The finding led to controversy over whether the skeleton was really a warrior, with scholars and pundits protesting what they called revisionist history. Although the genetic sex determination thus was indisputable (the bones of the skeleton had two X chromosomes), these criticisms led the Swedish researchers to examine the evidence yet again, and present a second, more contextual analysis in 2019. Their conclusion again was that the person had been a warrior.
The naysayers raised fair points. In archaeology, as the researchers admitted, we can’t always know why a community buried someone with particular objects. And one female warrior does not mean that many women were leaders, just as the reign of Queen Elizabeth I was not part of a larger feminist movement.
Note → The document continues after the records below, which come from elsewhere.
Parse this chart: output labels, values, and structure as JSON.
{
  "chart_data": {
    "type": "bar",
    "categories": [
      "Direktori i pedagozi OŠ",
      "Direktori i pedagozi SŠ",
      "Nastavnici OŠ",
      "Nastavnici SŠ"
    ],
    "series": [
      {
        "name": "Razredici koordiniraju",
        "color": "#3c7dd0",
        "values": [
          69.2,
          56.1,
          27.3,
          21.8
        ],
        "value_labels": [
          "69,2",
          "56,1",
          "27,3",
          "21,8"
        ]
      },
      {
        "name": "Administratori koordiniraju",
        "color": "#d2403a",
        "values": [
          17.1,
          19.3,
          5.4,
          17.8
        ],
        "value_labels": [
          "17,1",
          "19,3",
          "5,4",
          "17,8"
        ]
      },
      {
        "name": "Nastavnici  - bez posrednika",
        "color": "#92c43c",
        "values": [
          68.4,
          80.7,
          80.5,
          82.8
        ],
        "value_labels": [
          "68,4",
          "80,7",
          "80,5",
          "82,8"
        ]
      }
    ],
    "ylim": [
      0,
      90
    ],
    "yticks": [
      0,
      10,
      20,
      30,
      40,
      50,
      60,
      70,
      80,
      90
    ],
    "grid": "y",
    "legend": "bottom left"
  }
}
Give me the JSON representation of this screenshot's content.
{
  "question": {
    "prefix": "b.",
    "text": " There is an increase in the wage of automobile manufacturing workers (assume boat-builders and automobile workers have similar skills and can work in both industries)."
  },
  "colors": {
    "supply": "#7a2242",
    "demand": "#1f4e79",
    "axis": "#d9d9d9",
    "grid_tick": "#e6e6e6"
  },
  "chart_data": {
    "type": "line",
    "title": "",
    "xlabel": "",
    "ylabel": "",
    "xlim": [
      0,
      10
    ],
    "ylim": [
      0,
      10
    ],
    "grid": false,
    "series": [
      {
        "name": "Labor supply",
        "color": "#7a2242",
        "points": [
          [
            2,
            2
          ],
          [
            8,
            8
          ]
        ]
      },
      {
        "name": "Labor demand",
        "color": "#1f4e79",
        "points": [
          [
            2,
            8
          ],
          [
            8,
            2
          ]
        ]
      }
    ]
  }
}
Challenges to “man the hunter” have emerged in new examinations of the early cultures of the Americas as well. In the 1960s, an archaeological dig uncovered in the ancient city of Cahokia, in what is now southwestern Illinois, a 1,000-to-1,200-year-old burial site with two central bodies, one on top of the other, surrounded by other skeletons. The burial was full of shell beads, projectile points and other luxury items. At the time, the archaeologists concluded that this was a burial of two high-status males flanked by their servants.
But in 2016 archaeologists conducted a fresh examination of the grave. The two central figures, it turned out, were a male and a female; they were surrounded by other male-female pairs. Thomas Emerson, who conducted the study with colleagues from the Illinois State Archaeological Survey at the University of Illinois, alongside scientists from other institutions, said the Cahokia discovery demonstrated the existence of male and female nobility. “We don’t have a system in which males are these dominant figures and females are playing bit parts,” as he put it.